The Tagsys system, designed specifically for item-level tagging, seeks to lower the costs and uncertainties of tagging individual items by separating the tag into two parts.
The AK Tag consists of a small, cheap, universal UHF kernel tag and an adaptive antenna that is customized to the individual package type. The Gen 2 tags measure 12mm by 8mm, and Tagsys expects them to cost from $0.05 to $0.08 when they go into full production in September 2006.
The antenna is printed onto the packaging or label using a metallic ink. The process lets the manufacturer adapt the tags to a wide variety of packaging materials, sizes and shapes.
Tagsys professional services works with the manufacturer to customize the two-part tags for its specific processes, industrial environment, reading distance requirements, and privacy requirements, and the region of use.

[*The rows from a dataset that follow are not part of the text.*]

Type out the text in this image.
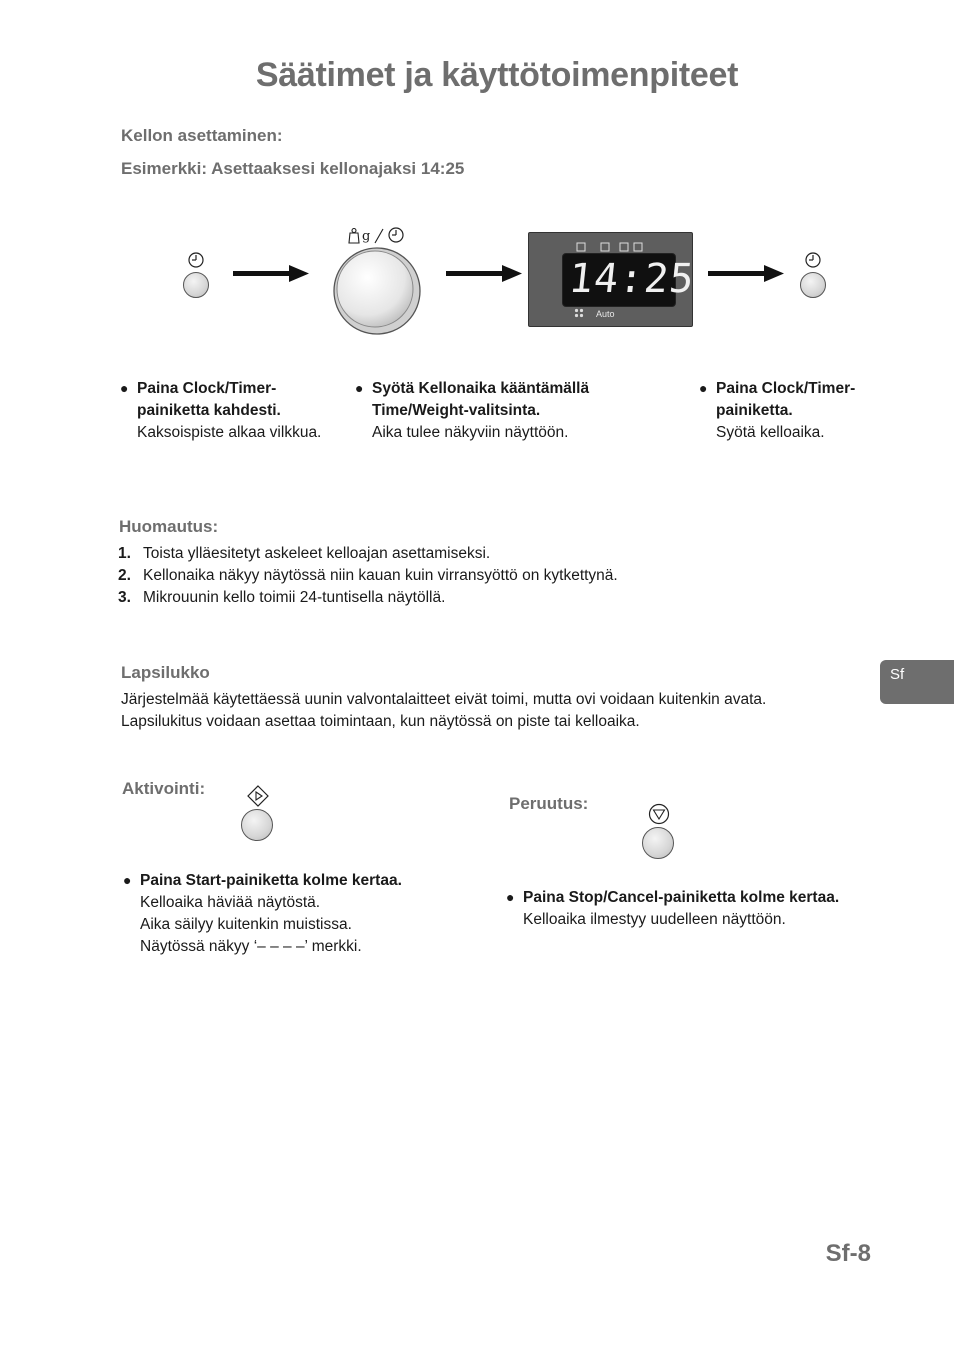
Säätimet ja käyttötoimenpiteet
Kellon asettaminen:
Esimerkki: Asettaaksesi kellonajaksi 14:25
g
14:25
Auto
● Paina Clock/Timer-painiketta kahdesti.
Kaksoispiste alkaa vilkkua.
● Syötä Kellonaika kääntämällä Time/Weight-valitsinta.
Aika tulee näkyviin näyttöön.
● Paina Clock/Timer-painiketta.
Syötä kelloaika.
Huomautus:
1. Toista ylläesitetyt askeleet kelloajan asettamiseksi.
2. Kellonaika näkyy näytössä niin kauan kuin virransyöttö on kytkettynä.
3. Mikrouunin kello toimii 24-tuntisella näytöllä.
Sf
Lapsilukko
Järjestelmää käytettäessä uunin valvontalaitteet eivät toimi, mutta ovi voidaan kuitenkin avata.
Lapsilukitus voidaan asettaa toimintaan, kun näytössä on piste tai kelloaika.
Aktivointi:
● Paina Start-painiketta kolme kertaa.
Kelloaika häviää näytöstä.
Aika säilyy kuitenkin muistissa.
Näytössä näkyy ‘– – – –’ merkki.
Peruutus:
● Paina Stop/Cancel-painiketta kolme kertaa.
Kelloaika ilmestyy uudelleen näyttöön.
Sf-8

Simon said getting the antenna itself ready for printing takes only five to ten days. Designing the system architecture and testing it may take three to six months.
The system provides the benefits touted for all RFID supply chain projects: increasing the ability to authenticate and safeguard goods; enabling real-time
inventory and item tracking; and automating scanning processes.

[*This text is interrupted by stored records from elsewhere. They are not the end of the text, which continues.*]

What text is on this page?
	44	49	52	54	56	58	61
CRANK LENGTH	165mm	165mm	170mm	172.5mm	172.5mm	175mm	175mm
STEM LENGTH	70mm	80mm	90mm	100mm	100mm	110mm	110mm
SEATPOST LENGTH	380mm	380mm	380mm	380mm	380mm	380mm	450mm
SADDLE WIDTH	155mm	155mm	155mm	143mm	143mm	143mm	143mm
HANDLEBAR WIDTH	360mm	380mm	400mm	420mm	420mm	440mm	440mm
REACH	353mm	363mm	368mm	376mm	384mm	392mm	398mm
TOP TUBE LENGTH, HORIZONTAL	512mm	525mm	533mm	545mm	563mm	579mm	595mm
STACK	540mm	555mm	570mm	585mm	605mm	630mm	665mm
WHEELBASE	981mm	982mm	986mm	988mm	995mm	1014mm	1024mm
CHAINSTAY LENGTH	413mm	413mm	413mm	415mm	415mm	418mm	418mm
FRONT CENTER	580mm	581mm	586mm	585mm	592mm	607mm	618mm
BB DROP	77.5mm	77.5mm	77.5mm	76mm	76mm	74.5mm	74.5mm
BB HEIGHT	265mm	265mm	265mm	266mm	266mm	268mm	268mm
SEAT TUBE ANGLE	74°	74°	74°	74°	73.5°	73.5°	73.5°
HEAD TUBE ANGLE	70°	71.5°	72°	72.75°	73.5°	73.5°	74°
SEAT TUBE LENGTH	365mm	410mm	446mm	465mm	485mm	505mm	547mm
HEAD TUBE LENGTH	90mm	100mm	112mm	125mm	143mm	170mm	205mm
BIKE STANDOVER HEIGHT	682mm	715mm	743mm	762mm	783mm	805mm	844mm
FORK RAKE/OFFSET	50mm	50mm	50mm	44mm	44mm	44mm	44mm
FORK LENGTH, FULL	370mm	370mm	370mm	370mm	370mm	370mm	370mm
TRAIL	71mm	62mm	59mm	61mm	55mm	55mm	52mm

Simon said his company can deliver the same benefits seen by companies tagging cases or pallets of goods with RFID tags at a comparable cost, while enabling the tagging of individual items.
“A pallet is a pallet, and a case is a case,” he said. “But when we come to the item level, we’re talking about very different form factors. The challenge in item tagging is achieving economy of scale while adapting to multiple form factors, and while delivering the performance required. We believe the business model of item-level tagging is completely different from case-level.”
Competitors have addressed the problem by creating different tags for different kinds of items, Simon said. Tagsys’ approach lets manufacturers buy large quantities of simple kernel tags for use on all items, and then customize the printing of the antenna as part of the regular printing process.
“You get that secondary antenna at an incremental cost, because it comes as a byproduct of the regular printing process,” he said.
Simon believes the system is especially suited to the packaged goods, fashion and apparel, courier and luggage-tracking industries. The approach has been tested on items such as courier envelopes and boxes, luggage tags, item boxes of various shapes and sizes and fashion price tags.